Apesar do progresso e desenvolvimento tecnológico, científico e socioeconômico, o Brasil ainda padece de muitos males, cuja solução necessita de diagnósticos precisos, lúcidos e ações eficazes. Poder-se-ia citar um conjunto de barreiras sociais que se levantam, inviabilizando pontes. Dentre elas, incluem-se a apatia e a anestesia social, que fazem crescer a indiferença, criando obstáculos entre os indivíduos. A esperança para a queda dos muros reside na convicção e vivência da fé. Esta poderá apontar saídas justas e humanizadas para as diferentes situações desoladoras, aparentemente insuperáveis.

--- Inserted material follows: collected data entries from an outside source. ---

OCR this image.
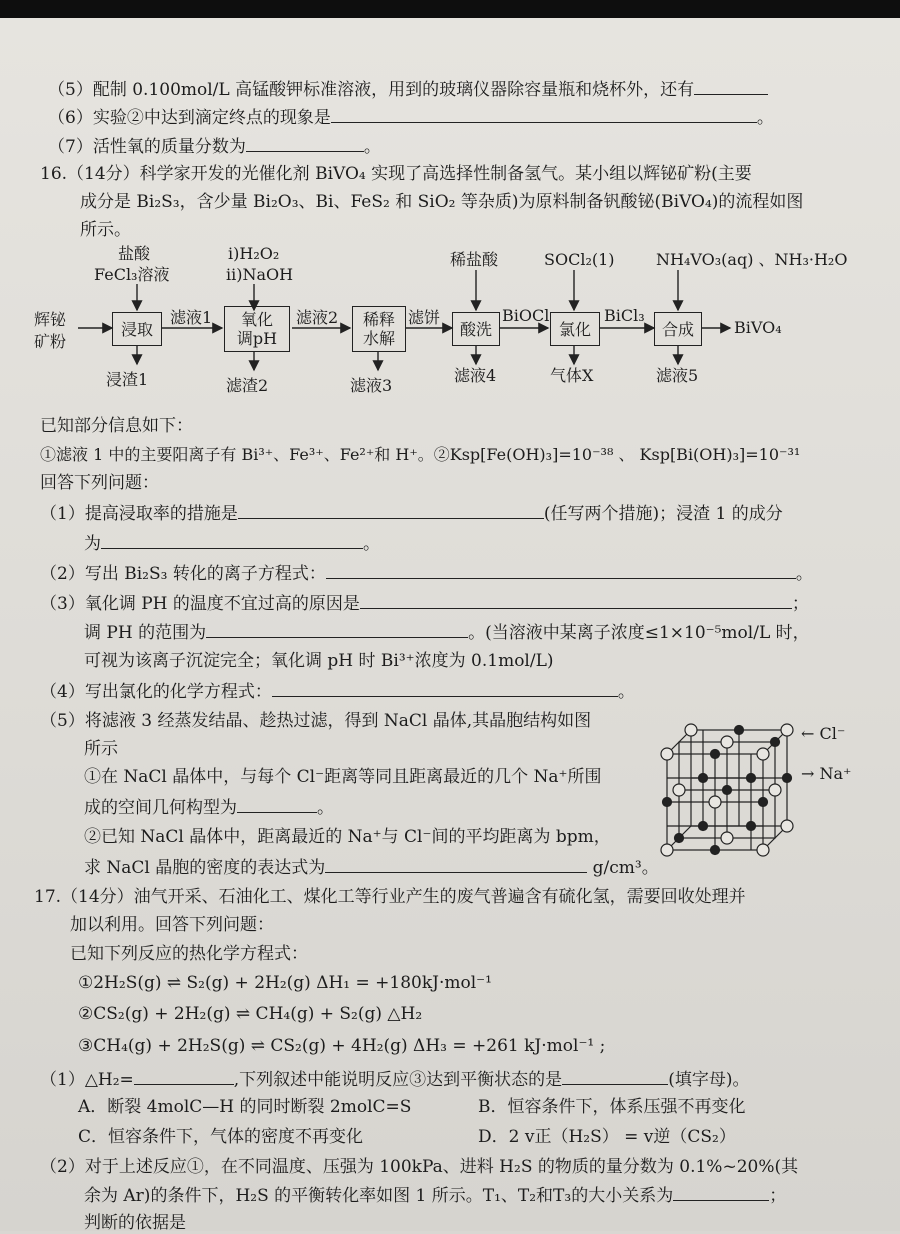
（5）配制 0.100mol/L 高锰酸钾标准溶液，用到的玻璃仪器除容量瓶和烧杯外，还有
（6）实验②中达到滴定终点的现象是	。
（7）活性氧的质量分数为	。
16.（14分）科学家开发的光催化剂 BiVO₄ 实现了高选择性制备氢气。某小组以辉铋矿粉(主要
成分是 Bi₂S₃，含少量 Bi₂O₃、Bi、FeS₂ 和 SiO₂ 等杂质)为原料制备钒酸铋(BiVO₄)的流程如图
所示。
辉铋
矿粉
盐酸
FeCl₃溶液
浸取
浸渣1
滤液1
i)H₂O₂
ii)NaOH
氧化
调pH
滤渣2
滤液2 稀释
水解
滤液3
滤饼
稀盐酸
酸洗
滤液4
BiOCl
SOCl₂(1)
氯化
气体X
BiCl₃
NH₄VO₃(aq) 、NH₃·H₂O
合成
滤液5
BiVO₄
已知部分信息如下：
①滤液 1 中的主要阳离子有 Bi³⁺、Fe³⁺、Fe²⁺和 H⁺。②Ksp[Fe(OH)₃]=10⁻³⁸ 、 Ksp[Bi(OH)₃]=10⁻³¹
回答下列问题：
（1）提高浸取率的措施是	(任写两个措施)；浸渣 1 的成分
为	。
（2）写出 Bi₂S₃ 转化的离子方程式：	。
（3）氧化调 PH 的温度不宜过高的原因是	；
调 PH 的范围为	。(当溶液中某离子浓度≤1×10⁻⁵mol/L 时，
可视为该离子沉淀完全；氧化调 pH 时 Bi³⁺浓度为 0.1mol/L)
（4）写出氯化的化学方程式：	。
（5）将滤液 3 经蒸发结晶、趁热过滤，得到 NaCl 晶体,其晶胞结构如图
所示
①在 NaCl 晶体中，与每个 Cl⁻距离等同且距离最近的几个 Na⁺所围
成的空间几何构型为	。
②已知 NaCl 晶体中，距离最近的 Na⁺与 Cl⁻间的平均距离为 bpm，
求 NaCl 晶胞的密度的表达式为	g/cm³。
← Cl⁻
→ Na⁺
17.（14分）油气开采、石油化工、煤化工等行业产生的废气普遍含有硫化氢，需要回收处理并
加以利用。回答下列问题：
已知下列反应的热化学方程式：
①2H₂S(g) ⇌ S₂(g) + 2H₂(g) ΔH₁ = +180kJ·mol⁻¹
②CS₂(g) + 2H₂(g) ⇌ CH₄(g) + S₂(g) △H₂
③CH₄(g) + 2H₂S(g) ⇌ CS₂(g) + 4H₂(g) ΔH₃ = +261 kJ·mol⁻¹ ;
（1）△H₂=	,下列叙述中能说明反应③达到平衡状态的是	(填字母)。
A．断裂 4molC—H 的同时断裂 2molC=S	B．恒容条件下，体系压强不再变化
C．恒容条件下，气体的密度不再变化	D．2 v正（H₂S） = v逆（CS₂）
（2）对于上述反应①，在不同温度、压强为 100kPa、进料 H₂S 的物质的量分数为 0.1%~20%(其
余为 Ar)的条件下，H₂S 的平衡转化率如图 1 所示。T₁、T₂和T₃的大小关系为	；
判断的依据是
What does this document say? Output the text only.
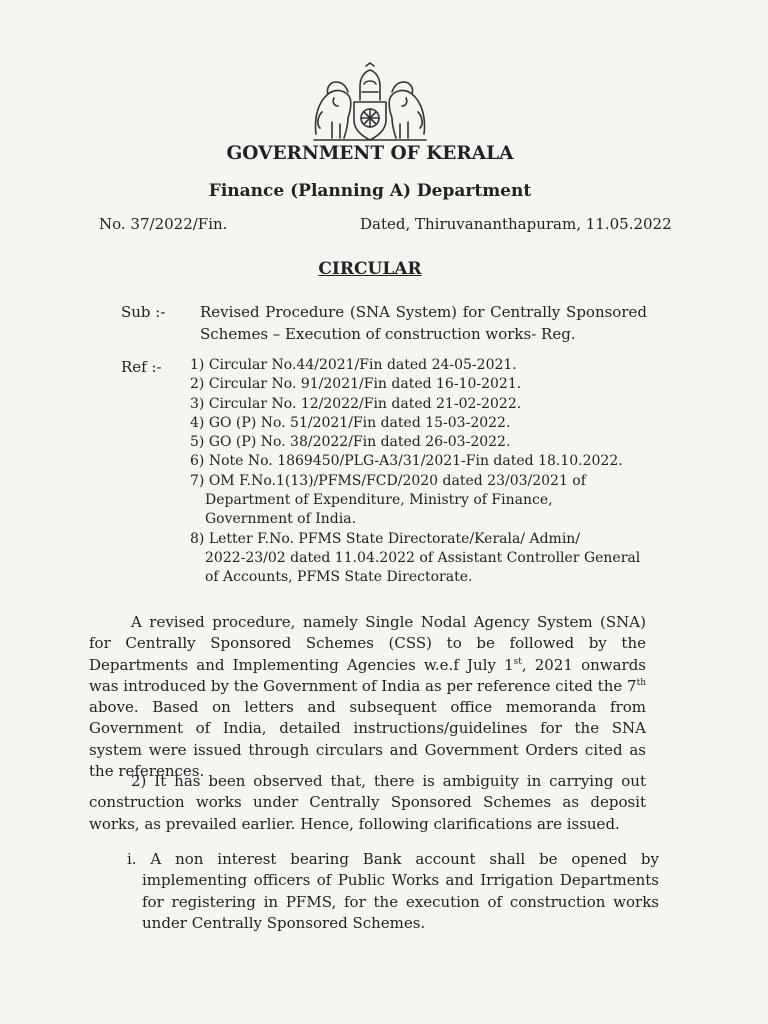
GOVERNMENT OF KERALA
Finance (Planning A) Department
No. 37/2022/Fin.	Dated, Thiruvananthapuram, 11.05.2022
CIRCULAR
Sub :- Revised Procedure (SNA System) for Centrally Sponsored
Schemes – Execution of construction works- Reg.
Ref :- 1) Circular No.44/2021/Fin dated 24-05-2021.
2) Circular No. 91/2021/Fin dated 16-10-2021.
3) Circular No. 12/2022/Fin dated 21-02-2022.
4) GO (P) No. 51/2021/Fin dated 15-03-2022.
5) GO (P) No. 38/2022/Fin dated 26-03-2022.
6) Note No. 1869450/PLG-A3/31/2021-Fin dated 18.10.2022.
7) OM F.No.1(13)/PFMS/FCD/2020 dated 23/03/2021 of
Department of Expenditure, Ministry of Finance,
Government of India.
8) Letter F.No. PFMS State Directorate/Kerala/ Admin/
2022-23/02 dated 11.04.2022 of Assistant Controller General
of Accounts, PFMS State Directorate.

A revised procedure, namely Single Nodal Agency System (SNA) for Centrally Sponsored Schemes (CSS) to be followed by the Departments and Implementing Agencies w.e.f July 1st, 2021 onwards was introduced by the Government of India as per reference cited the 7th above. Based on letters and subsequent office memoranda from Government of India, detailed instructions/guidelines for the SNA system were issued through circulars and Government Orders cited as the references.

2) It has been observed that, there is ambiguity in carrying out construction works under Centrally Sponsored Schemes as deposit works, as prevailed earlier. Hence, following clarifications are issued.

i. A non interest bearing Bank account shall be opened by implementing officers of Public Works and Irrigation Departments for registering in PFMS, for the execution of construction works under Centrally Sponsored Schemes.
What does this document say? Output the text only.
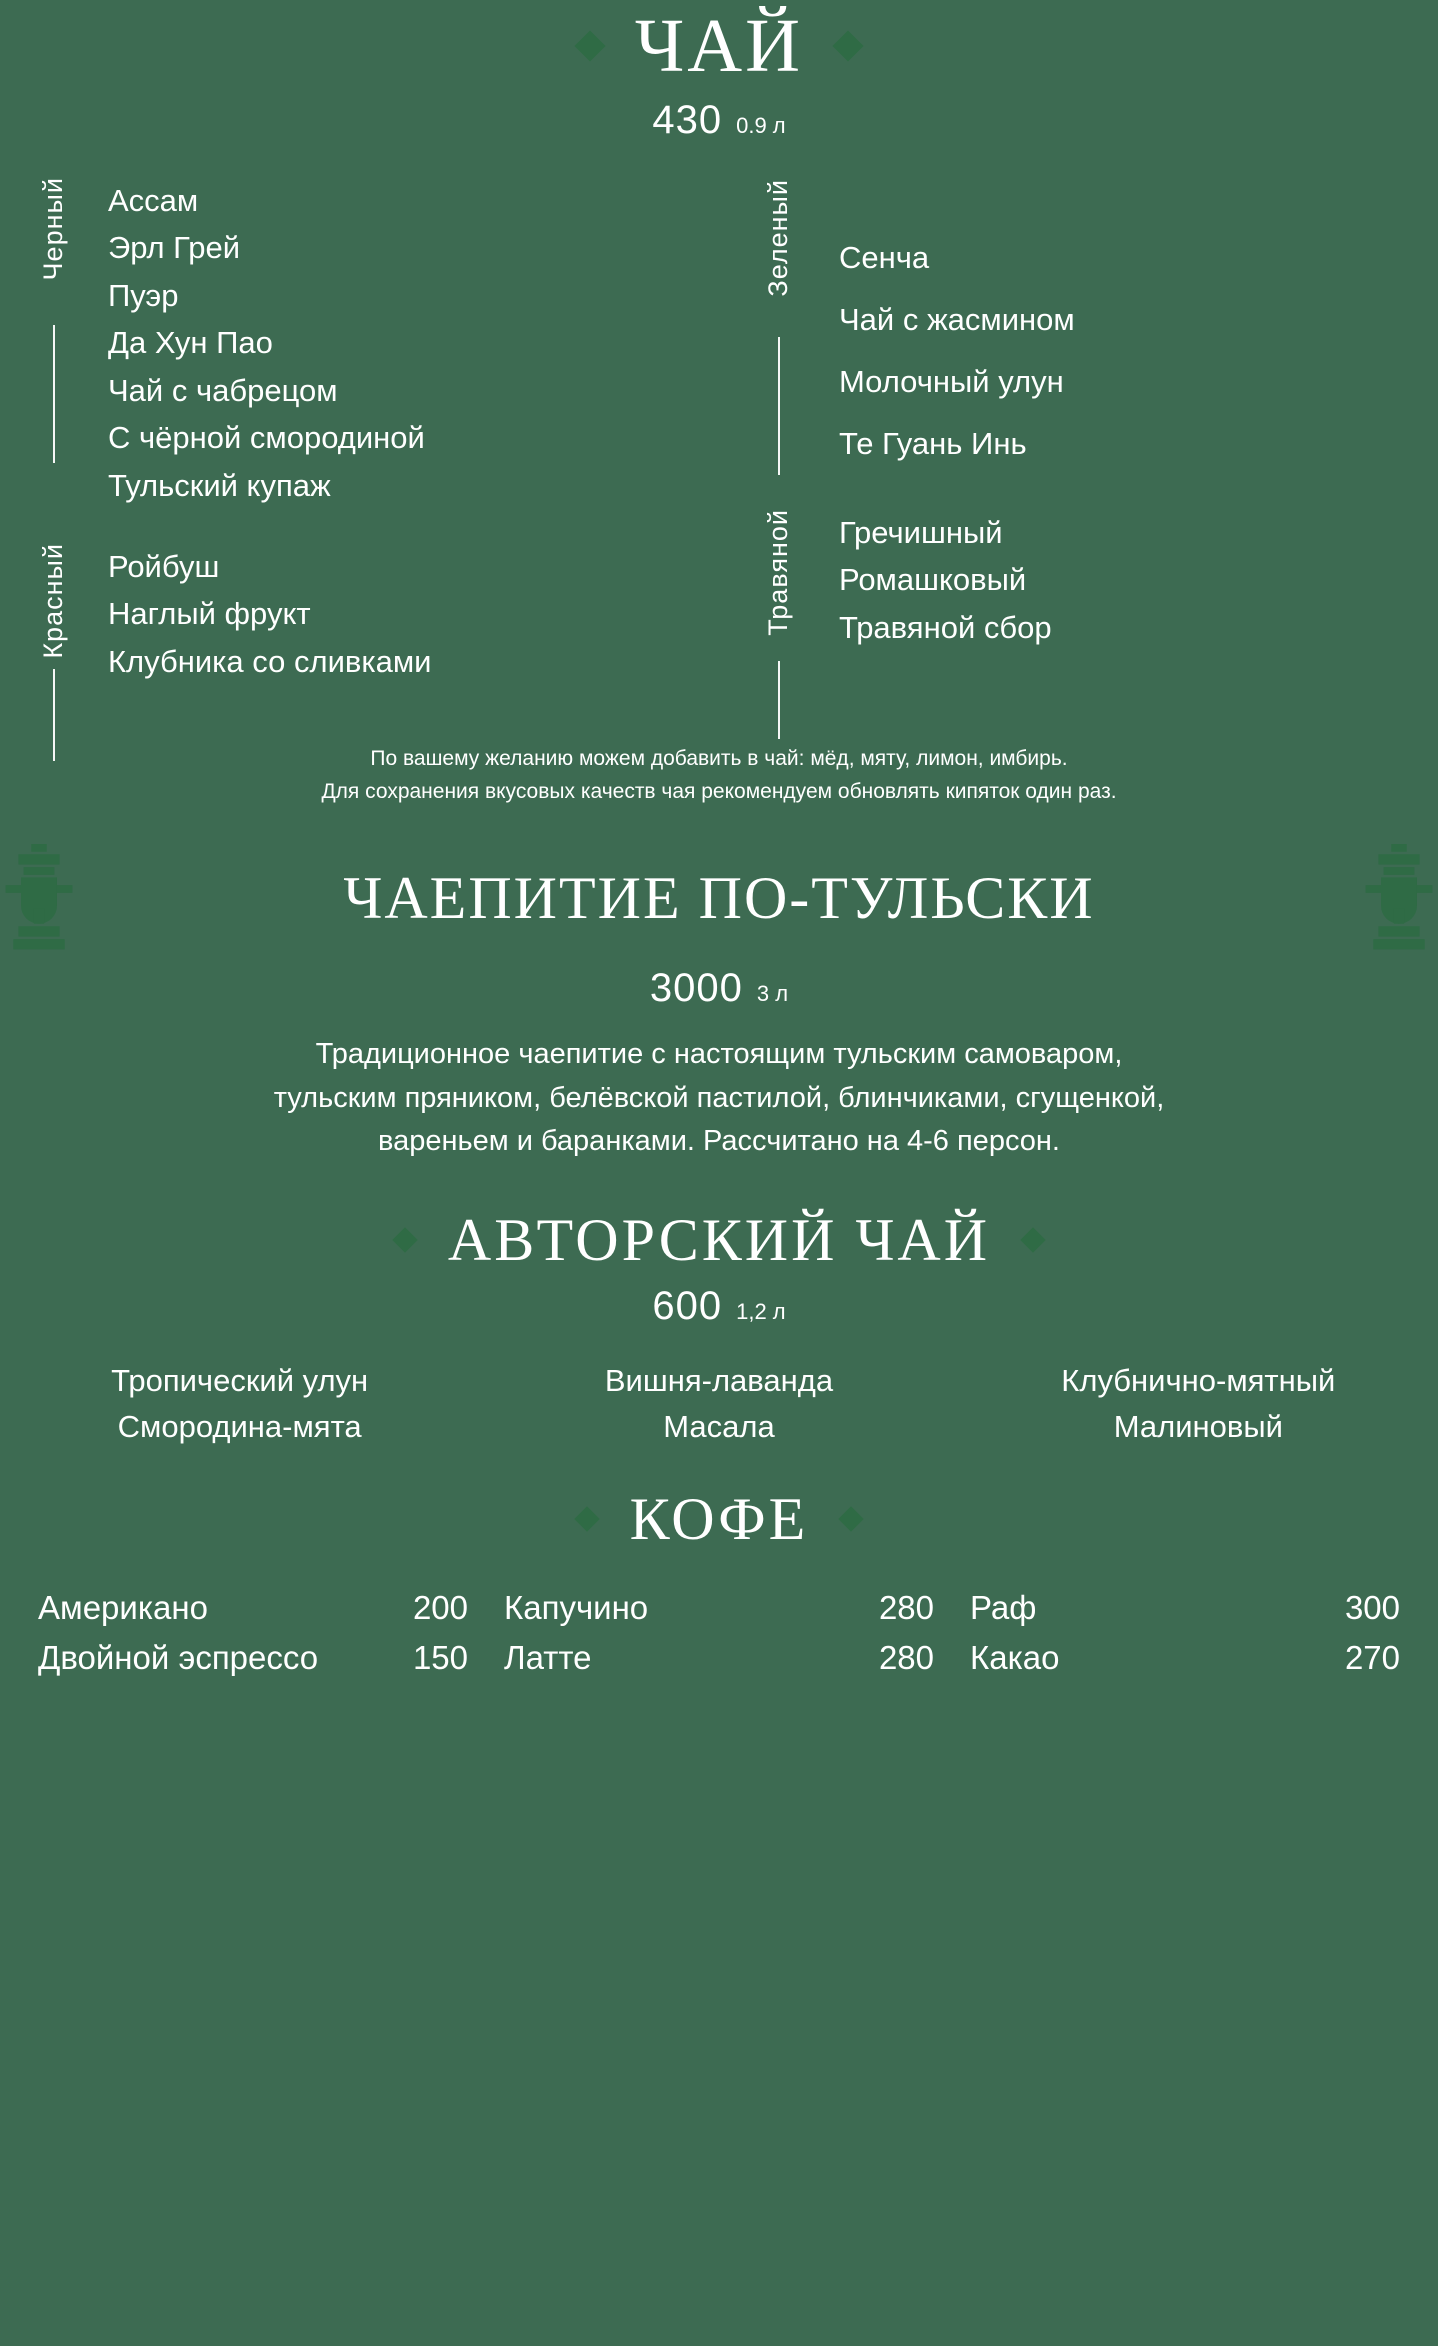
ЧАЙ
430 0.9 л
Черный Ассам
Эрл Грей
Пуэр
Да Хун Пао
Чай с чабрецом
С чёрной смородиной
Тульский купаж
Красный Ройбуш
Наглый фрукт
Клубника со сливками
Зеленый Сенча
Чай с жасмином
Молочный улун
Те Гуань Инь
Травяной Гречишный
Ромашковый
Травяной сбор
По вашему желанию можем добавить в чай: мёд, мяту, лимон, имбирь.
Для сохранения вкусовых качеств чая рекомендуем обновлять кипяток один раз.
ЧАЕПИТИЕ ПО-ТУЛЬСКИ
3000 3 л
Традиционное чаепитие с настоящим тульским самоваром,
тульским пряником, белёвской пастилой, блинчиками, сгущенкой,
вареньем и баранками. Рассчитано на 4-6 персон.
АВТОРСКИЙ ЧАЙ
600 1,2 л
Тропический улун	Вишня-лаванда	Клубнично-мятный
Смородина-мята	Масала	Малиновый
КОФЕ
Американо	200 Капучино	280 Раф	300
Двойной эспрессо	150 Латте	280 Какао	270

O saber técnico, o desempenho político e outras habilidades são importantes. Todavia, têm-se mostrado ineficientes diante de singularidades da existência humana e complexidades do funcionamento das instituições. A fé e a espiritualidade trazem alentos e sentidos existenciais, alargam o horizonte para cada um tomar consciência do seu relevante papel de agente do bem e da paz. Exorta o apostolo Paulo: “Não haja divisão entre vós. Ao contrário, sede bem unidos” (1Cor 1, 10). A fé proporciona ao ser humano ir além do território do seu próprio bem-estar. É com ela que se aprende a praticar e demonstrar o amor fraterno, superando o anseio de destruir o semelhante. Viver a espiritualidade e a autêntica crença religiosa consiste em cultivar uma abertura para todos, efetivando a derrubada de barreiras e a edificação de pontes. Para tanto é indispensável ultrapassar a lógica materialista, a dinâmica interesseira e as conveniências ideológicas e partidárias. Cabe lembrar que Cristo é o Pontífice. Este termo etimologicamente significa aquele que faz pontes. Segundo a teologia, a Igreja é sacramento de nosso Salvador, portanto deve ser construtora de união. Nisto compõe-se também a sua missão. Será que está acontecendo assim no Brasil atual? Como faz falta uma ponte. Que o digam os viajantes, de dias passados, com destino de Mossoró a Natal e vice-versa. Sua inexistência torna a viagem mais demorada e talvez perigosa. Assim é o mundo sem Deus. E para se achegar a Ele, precisa-se recorrer ao Pontífice: Jesus.
A ausência de ligações leva ao monólogo, fomentando a insensatez de eliminar os outros. Há muros e fossos construídos, colocando em lados opostos e incomunicáveis indivíduos e grupos. Essa divisão é semanticamente diabólica. Diabo (em grego diábolos) quer dizer separação. Cristo rezou: “Pai que todos sejam um como Eu e Tu” (Jo 17, 21). Somente a vivência da fé e a espiritualidade poderão derrubar muros ou cercas e construir vínculos. Urge edificar pontes de confiança, diálogo, entendimento, reconciliação e paz. Esta “nos é dada [por Deus], não como o mundo no-la dá” (Jo 14, 27).